Concerning the specifics of my illness, there seems little left to say. Shall I tell you that it’s harder on some days, less so on others? That it’s usually worse in the mornings, better at night? How about that when I eat chicken I get a sinus headache on the left side, but when I eat beef it’s on the right? Or that I get migraines when I eat plums, but not when I eat apples? Or that when I eat foods to which I am supposedly not allergic (which is almost always), I wake up with a headache anyway?
How riveting for me; how dull for you. More rocket science: we suffer alone.
But if my illness is not a disaster of titanic proportions, neither do I want to believe it’s a trifle. I once read that actress Annette Funicello’s first symptom of her impending multiple sclerosis — another illness that some theorize is related to stress — was a fall, accompanied by the auditory hallucination of a great, tolling church bell. This seems just about right.

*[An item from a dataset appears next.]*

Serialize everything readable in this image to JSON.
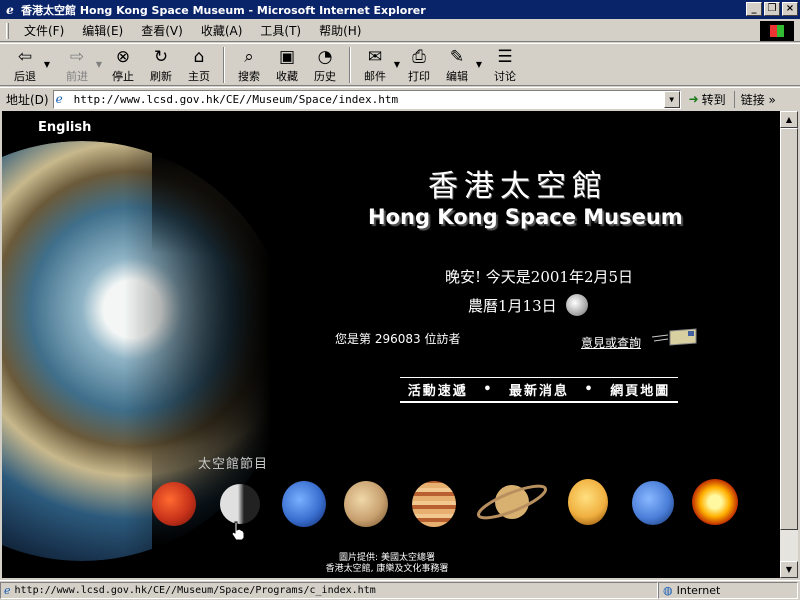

I’m alone in the bedroom. The lights are off. The door is shut. Around my left eye is a ring of pain. If I concentrate, I can feel the pain radiating inward from all points along the ring toward the exact center of my eye. I listen to the sounds of the household: Pam, my partner, talking in low tones to her son Matt, who has come over for dinner. The television set, probably The Simpsons, Matt’s favorite. The clatter of pots and pans. Laughter.
I wonder how I got here, sitting alone in the dark, nursing another headache. I’ve never had any patience for sick people, even secretly harboring a certain contempt for their weakness. Do I have contempt for myself? Sometimes. Do I fight this tendency? Desperately.
Taking long, deep breaths, I try to meditate away my ring of pain. I’m the world’s worst meditator, unable to concentrate for more than about four seconds at a time. Almost immediately, my mind starts taking restless little side trips: to the nutritionist who says she can help me for two hundred a month; to the doctor who’s prescribed yet another vitamin regimen; to the friend who keeps telling me that if I just listen to my body, it will tell me what it needs.
I don’t think my body knows what it needs. What could it need with ten meals a day? In what way does it profit by rejecting most foods?
It occurs to me that perhaps, at its core, my illness is some sort of communication disorder. Maybe my body’s calling for less food while I’m hearing “more,” or maybe it’s demanding certain kinds of foods while I’m hearing others. Or maybe it’s not about food at all, but some other kind of hunger that my body — poor, dumb, and brutish in its way — has no language to express, and which I — poor, dumb, and brutish in my way — have no capacity to understand.
The image of my body as some suffering creature I’m not smart enough to help proves even more painful than my throbbing eyes. I distract myself by imagining how great it would be if I were able, by dint of some extraordinary mental effort, to just will myself back to health. As foolish as it may sound, in the early stages of my illness, I would try exactly that, eating a piece of pie or a dish of ice cream, then daring my body with all my mental might not to accept what I had just put into it.
Or how wonderful if, by some tremendous outpouring of will, I could finally overturn all those habits of thought so destructive to my health, just wrestle them into submission as if they were great sticks of furniture to be muscled out the door, making room at last for more optimism, more cheerfulness, more light.
With effort, I return to my meditating, clinging to the rise and fall of each breath as if to a small boat tossed by great waves; charting the ups and downs of my strange illness; tracing the rise and fall of hope.